SHELLEY at this time had begun to compose in both prose and verse, and with some assistance, wrote several romances; but it was his misfortune to offend the dignity of the faculty of Oxford by writing a pamphlet in which he endeavored to prove the non-existence of a Deity. For this offence he was very foolishly expelled. The vain and weak judges attempted to justify his expulsion on the ground that it was in conformity with a statute which expressly provided that the presence of an atheist should not be tolerated within the walls of the University. This statute has, however, to the credit of this celebrated institution of learning, been repealed. It must have required the height of stupidity to suppose that the sublime teachings of the Christian religion, glittering, as it were, with all that is great and good since the world began, could be endangered by the erratic speculations of a youth scarcely eighteen years of age.

SHELLEY'S expulsion from college was a sad disappointment to his family. They believed that they were in some measure involved in his disgrace. His father refused to allow him to return home except on condition of his renunciation of his religious opinions. This he indignantly refused to do. He went to London, thoroughly convinced that he was a martyr to the most oppressive tyranny.

While in London, he formed the acquaintance of Harriet Westbrook, a lady young and beautiful, but who was beneath him in rank and social position, being the daughter of a tavern-keeper. Notwithstanding the most vehement opposition, he married her.

In 1812 SHELLEY went to Ireland. He immediately became interested in the cause of Irish freedom. He issued an address to the people, in which he deprecated

the prevalence of the Catholic religion. He said that "the Inquisition was set up, and in the course of one year thirty thousand people were burnt in Spain for entertaining a different opinion from the Pope and the priests. The bigoted monks of France massacred, in one night, eighty thousand Protestants." He warned the people of Ireland to take care that while one tyranny was destroyed, another be not allowed to spring up. He told them to think, talk and act for themselves, and to be free and happy, but first to be wise and good.

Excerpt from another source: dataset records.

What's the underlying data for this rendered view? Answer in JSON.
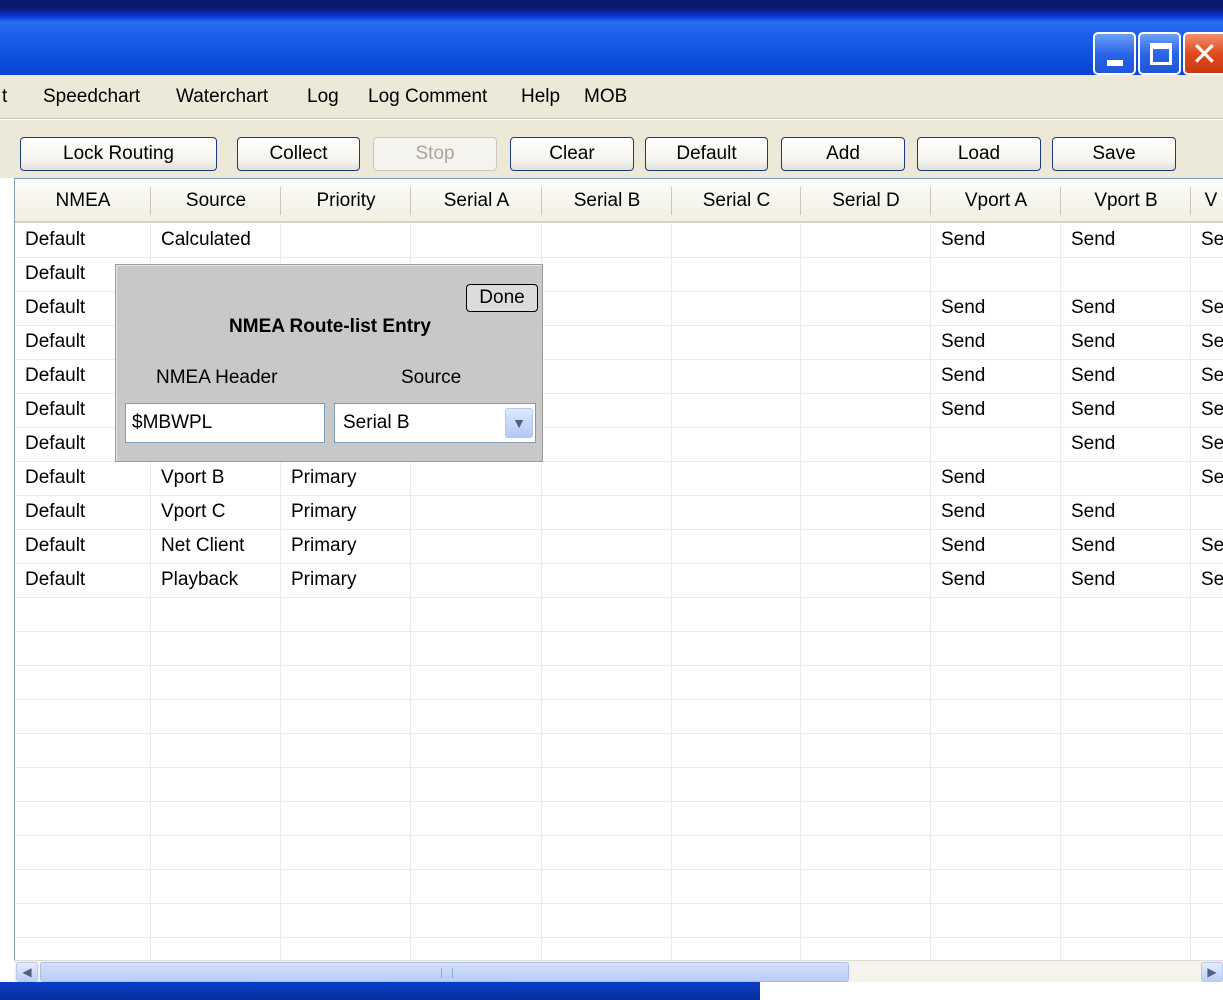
{
  "menu": {
    "items": [
      "t",
      "Speedchart",
      "Waterchart",
      "Log",
      "Log Comment",
      "Help",
      "MOB"
    ]
  },
  "toolbar": {
    "buttons": [
      "Lock Routing",
      "Collect",
      "Stop",
      "Clear",
      "Default",
      "Add",
      "Load",
      "Save"
    ],
    "disabled": [
      "Stop"
    ]
  },
  "table": {
    "columns": [
      "NMEA",
      "Source",
      "Priority",
      "Serial A",
      "Serial B",
      "Serial C",
      "Serial D",
      "Vport A",
      "Vport B",
      "V"
    ],
    "rows": [
      [
        "Default",
        "Calculated",
        "",
        "",
        "",
        "",
        "",
        "Send",
        "Send",
        "Se"
      ],
      [
        "Default",
        "",
        "",
        "",
        "",
        "",
        "",
        "",
        "",
        ""
      ],
      [
        "Default",
        "",
        "",
        "",
        "",
        "",
        "",
        "Send",
        "Send",
        "Se"
      ],
      [
        "Default",
        "",
        "",
        "",
        "",
        "",
        "",
        "Send",
        "Send",
        "Se"
      ],
      [
        "Default",
        "",
        "",
        "",
        "",
        "",
        "",
        "Send",
        "Send",
        "Se"
      ],
      [
        "Default",
        "",
        "",
        "",
        "",
        "",
        "",
        "Send",
        "Send",
        "Se"
      ],
      [
        "Default",
        "",
        "",
        "",
        "",
        "",
        "",
        "",
        "Send",
        "Se"
      ],
      [
        "Default",
        "Vport B",
        "Primary",
        "",
        "",
        "",
        "",
        "Send",
        "",
        "Se"
      ],
      [
        "Default",
        "Vport C",
        "Primary",
        "",
        "",
        "",
        "",
        "Send",
        "Send",
        ""
      ],
      [
        "Default",
        "Net Client",
        "Primary",
        "",
        "",
        "",
        "",
        "Send",
        "Send",
        "Se"
      ],
      [
        "Default",
        "Playback",
        "Primary",
        "",
        "",
        "",
        "",
        "Send",
        "Send",
        "Se"
      ]
    ]
  },
  "popup": {
    "done_label": "Done",
    "title": "NMEA Route-list Entry",
    "header_label": "NMEA Header",
    "source_label": "Source",
    "header_value": "$MBWPL",
    "source_value": "Serial B"
  },
  "icons": {
    "minimize": "minimize-icon",
    "maximize": "maximize-icon",
    "close": "close-icon",
    "dropdown": "chevron-down-icon",
    "scroll_left": "arrow-left-icon",
    "scroll_right": "arrow-right-icon"
  },
  "colors": {
    "titlebar": "#0a48d8",
    "close_button": "#e04a20",
    "popup_background": "#c8c8c8",
    "window_background": "#ece9d8"
  }
}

SHELLEY professed to have little respect for the marriage relation. In a letter to a friend he says: "I am a young man, not of age, and have been married for a year to a woman younger than myself. Love seems inclined to stay in prison, and my only reason for putting him in chains, whilst convinced of the unholiness of the act, was a knowledge that, in the present state of society, if love is not thus villainously treated, she who is most loved will be treated worst by a misjudging world."

His marriage proved an unhappy one. Domestic discord ensued, which soon ended in separation and divorce. Circumstances ere long brought them together, and they were again united. But the heart, once estranged from the object of its affections, is ever afterward cold and passionless. A faint light may glimmer for a while on the altar, but the sacred fire is never again renewed. The urn itself is polluted, and breaks as it were from very coldness, refusing even to hold the ashes of its former love. After the separation, SHELLEY traveled on the continent. with Mary Godwin, the daughter of William Godwin and Mary Wolstonecraft. On his return to England he learned that his wife had committed suicide. This event tinged with sorrow the remainder of his life.